Whenever one brings up Nutrition Timing they are bound to get a lot of blank stares. Even among many of the most health and body conscious groups Nutrient Timing is not exactly well known. Essentially Nutrition Timing is planning your personal macronutrient consumption in order to improve your physical performance, body health and the amount of nutrients that are absorbed by your body.
Simply put, proponents of nutrition timing believe that the human body is able to intake different nutrients better at certain times. For example Vitamin C in the morning, Iron in the afternoon and Vitamin D at night. While these are just examples there are many different variables that come into play when determining the best nutrition timing for your body.

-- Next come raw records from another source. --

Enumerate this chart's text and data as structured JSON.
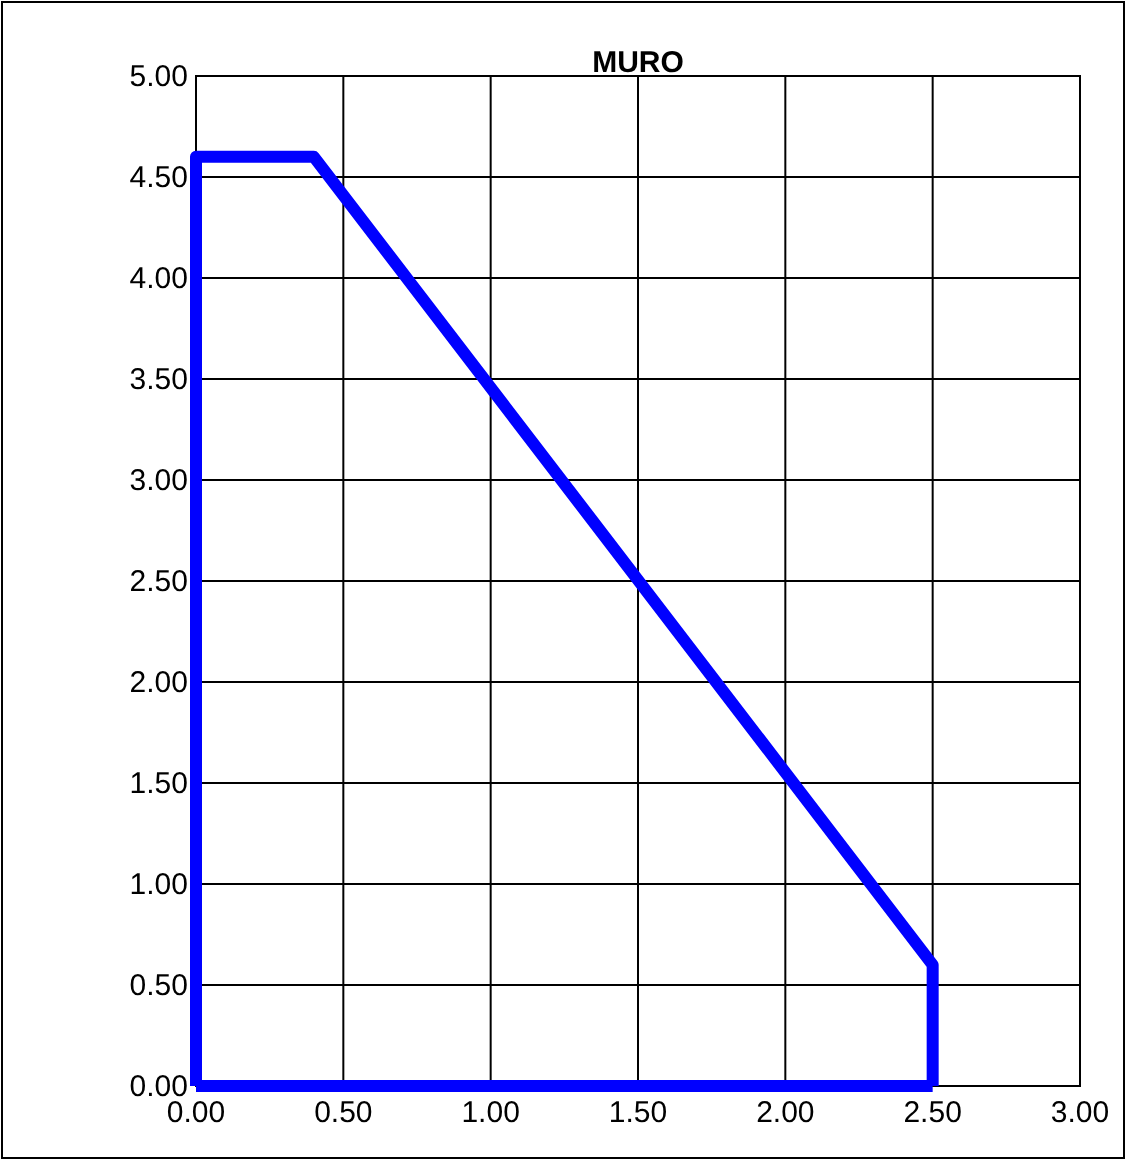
{
  "chart_data": {
    "type": "line",
    "title": "MURO",
    "series": [
      {
        "color": "#0000ff",
        "x": [
          0,
          0,
          0.4,
          2.5,
          2.5
        ],
        "values": [
          0,
          4.6,
          4.6,
          0.6,
          0
        ]
      },
      {
        "color": "#0000ff",
        "x": [
          0,
          2.5
        ],
        "values": [
          0,
          0
        ]
      }
    ],
    "xlim": [
      0,
      3
    ],
    "xticks": [
      {
        "value": 0,
        "label": "0.00"
      },
      {
        "value": 0.5,
        "label": "0.50"
      },
      {
        "value": 1,
        "label": "1.00"
      },
      {
        "value": 1.5,
        "label": "1.50"
      },
      {
        "value": 2,
        "label": "2.00"
      },
      {
        "value": 2.5,
        "label": "2.50"
      },
      {
        "value": 3,
        "label": "3.00"
      }
    ],
    "ylim": [
      0,
      5
    ],
    "yticks": [
      {
        "value": 0,
        "label": "0.00"
      },
      {
        "value": 0.5,
        "label": "0.50"
      },
      {
        "value": 1,
        "label": "1.00"
      },
      {
        "value": 1.5,
        "label": "1.50"
      },
      {
        "value": 2,
        "label": "2.00"
      },
      {
        "value": 2.5,
        "label": "2.50"
      },
      {
        "value": 3,
        "label": "3.00"
      },
      {
        "value": 3.5,
        "label": "3.50"
      },
      {
        "value": 4,
        "label": "4.00"
      },
      {
        "value": 4.5,
        "label": "4.50"
      },
      {
        "value": 5,
        "label": "5.00"
      }
    ],
    "grid": true,
    "line_style": "solid",
    "marker": "none"
  }
}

Many fitness oriented people already include nutrition timing into their workouts Nd lifestyle choices without knowing it. Another great example is consuming protein after a workout. This allows your body to replenish and heal your muscles and while protein is great for your most of the time taking it right after a workout improves it's efficacy. Nutrition timing also comes into play for preventing negative consequences of consumption. The reason you do not eat carbohydrates before you go to sleep is because they will be converted to sugars if you are inactive, conversely it is not a horrible idea to load up on carbs in the morning- especially if you are planning physical activity.
Nutrition timing has a great deal to do with your body composition. You can use effective nutrition timing to ensure that your body is burning fat while building up your muscle mass. If you are burning fat and muscle mass you may be losing weight but you are setting yourself up for failure down the line as well as being skinny fat where you appear to be healthy but you are really just skinny and out of shape instead of being obese and out of shape. You should always set goals when utilizing nutrition timing. Typically these goals will involve partitioning nutrients to be more effective during different activities and periods of the day. This will improve your general health and also help you to reach your fitness and health goals faster- especially if you are out of shape or new to fitness.
Another reason to make sure to utilize nutrition timing is that not doing so can be a severe impediment to your physical training as well as health goals. You wouldn't eat a 4 course meal before a marathon, right? Nor would one lift some weights after not eating for a few days. These examples are nutrition timing to the extreme. Basically think of nutrition timing as those events on a micro level every day of your life. Eating or drinking the wrong thing can spike insulin levels as well. While that might be ok right after or before a workout doing so before bed or before a sedentary period can adversely affect your health.
Engaging in effective nutrition timing is not exactly rocket science. Just like any other facet of your fitness program as long as you stick to the basics. Have carbs a few hours before a workout. Make sure to consume protein after a workout and steadily throughout the day. Avoid sugar during the vast majority of your day except for right before and right after your workouts. If you follow all of these simple tips you will be on your way to better health, fitness and your nutritional timing will actually benefit your body instead of taking away from your gains and goal.